话音刚落,蒋光头的眼睛猛地一瞪,眼神凌厉如刀,拍着桌子怒喝道:“你们两个的意思是,我仅仅就是一个照相师傅的水平?”
陈成和戴笠顿时吓得魂飞魄散,连忙摆手:“不是的委员长,我们绝没有这个意思!”
为了撇清关系,两人又开始狠狠骂起那个照相师傅:“那家伙哪能跟委员长您比,简直是粗俗不堪,我们当时也就是随口一提。”
“那个照相的,拍得稀烂,还敢长这张脸!要不是在别人地盘,束手束脚的,我高低得给那个家伙一巴掌!”
“居然敢跟委员长相像,真是不要命了!谁说他像?”
“我看根本不像!完全就是讨打的样子,这辈子活该就是个照相师傅的命!”
“那照相拍出来的照片歪歪扭扭,人不像人鬼不像鬼,哪配跟委员长您相提并论?”
“就他那副嘴脸,多看一眼都觉得晦气,简直是玷污了委员长的尊容!”
戴笠也跟着附和,语气比陈成还要激烈:“就是就是!那家伙不光手艺差,人品估计也不怎么样!”
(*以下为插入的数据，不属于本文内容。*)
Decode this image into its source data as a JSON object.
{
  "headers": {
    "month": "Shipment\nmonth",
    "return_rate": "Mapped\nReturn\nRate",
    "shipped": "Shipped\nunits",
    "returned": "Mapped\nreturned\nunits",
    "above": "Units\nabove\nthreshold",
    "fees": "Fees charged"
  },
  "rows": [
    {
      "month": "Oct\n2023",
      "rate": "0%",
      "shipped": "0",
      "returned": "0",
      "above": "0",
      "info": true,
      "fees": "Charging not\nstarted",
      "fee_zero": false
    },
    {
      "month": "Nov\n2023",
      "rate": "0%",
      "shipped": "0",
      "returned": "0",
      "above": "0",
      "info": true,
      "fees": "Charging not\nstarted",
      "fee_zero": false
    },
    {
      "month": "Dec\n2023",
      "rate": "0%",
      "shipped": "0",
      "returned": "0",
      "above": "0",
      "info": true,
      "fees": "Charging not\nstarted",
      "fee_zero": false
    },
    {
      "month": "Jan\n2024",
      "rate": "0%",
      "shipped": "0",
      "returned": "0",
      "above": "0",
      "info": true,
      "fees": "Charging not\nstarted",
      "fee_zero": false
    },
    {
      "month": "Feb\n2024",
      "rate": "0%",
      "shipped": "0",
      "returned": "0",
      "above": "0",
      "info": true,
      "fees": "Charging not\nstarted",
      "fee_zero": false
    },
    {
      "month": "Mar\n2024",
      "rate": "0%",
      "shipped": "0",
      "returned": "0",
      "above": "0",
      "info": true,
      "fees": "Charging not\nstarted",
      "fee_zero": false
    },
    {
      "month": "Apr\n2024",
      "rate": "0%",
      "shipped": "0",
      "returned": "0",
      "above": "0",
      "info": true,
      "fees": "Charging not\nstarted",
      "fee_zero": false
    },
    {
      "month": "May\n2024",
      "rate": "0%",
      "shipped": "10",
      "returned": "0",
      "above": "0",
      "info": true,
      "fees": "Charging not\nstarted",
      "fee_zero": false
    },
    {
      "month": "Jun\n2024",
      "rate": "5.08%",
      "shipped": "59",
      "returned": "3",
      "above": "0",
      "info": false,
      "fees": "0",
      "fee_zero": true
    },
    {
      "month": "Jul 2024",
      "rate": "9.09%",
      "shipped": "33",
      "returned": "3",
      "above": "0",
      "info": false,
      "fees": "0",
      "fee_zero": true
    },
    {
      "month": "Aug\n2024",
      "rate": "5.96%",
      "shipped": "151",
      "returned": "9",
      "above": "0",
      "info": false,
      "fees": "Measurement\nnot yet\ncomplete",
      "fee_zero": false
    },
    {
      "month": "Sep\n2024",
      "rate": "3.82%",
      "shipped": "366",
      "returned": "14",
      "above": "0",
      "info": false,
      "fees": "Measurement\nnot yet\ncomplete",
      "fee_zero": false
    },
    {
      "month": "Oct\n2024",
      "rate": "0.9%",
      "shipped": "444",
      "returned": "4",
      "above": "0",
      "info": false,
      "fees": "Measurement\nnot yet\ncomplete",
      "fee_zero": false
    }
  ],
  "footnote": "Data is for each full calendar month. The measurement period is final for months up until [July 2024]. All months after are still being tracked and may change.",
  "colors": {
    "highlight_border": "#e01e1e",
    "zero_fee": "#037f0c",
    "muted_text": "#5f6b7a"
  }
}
“他是后面敢借用委员长你的脸招摇撞骗,我直接派人干掉他!”
“这种下三滥的货色,也就配在那种穷乡僻壤摆弄破相机,一辈子都别想有出头之日!”
两人你一言我一语,把那个照相师傅骂得狗血淋头,恨不得将所有能想到的贬损词汇都用上,只求能平息蒋光头的怒火。
可蒋光头越听越气,这不等同于骂他吗!
随即猛地一拍桌子,指着两人怒斥道:“我让你们去石门镇根据地,是去打探他们的情报,了解他们的虚实!”
“结果你们两个倒好,像是去旅游观光的!满嘴都是他们发展得多好,赵为国多厉害,我看你们两个都被赵为国给蛊惑了!”
“娘希匹,照你们这样下去,党国迟早毁在你们手中!”
最后不耐烦地挥挥手:“滚出去!”
陈成和戴笠如蒙大赦,灰溜溜地退出了办公室,出来后两人都相当郁闷,你看看我,我看看你,一脸茫然。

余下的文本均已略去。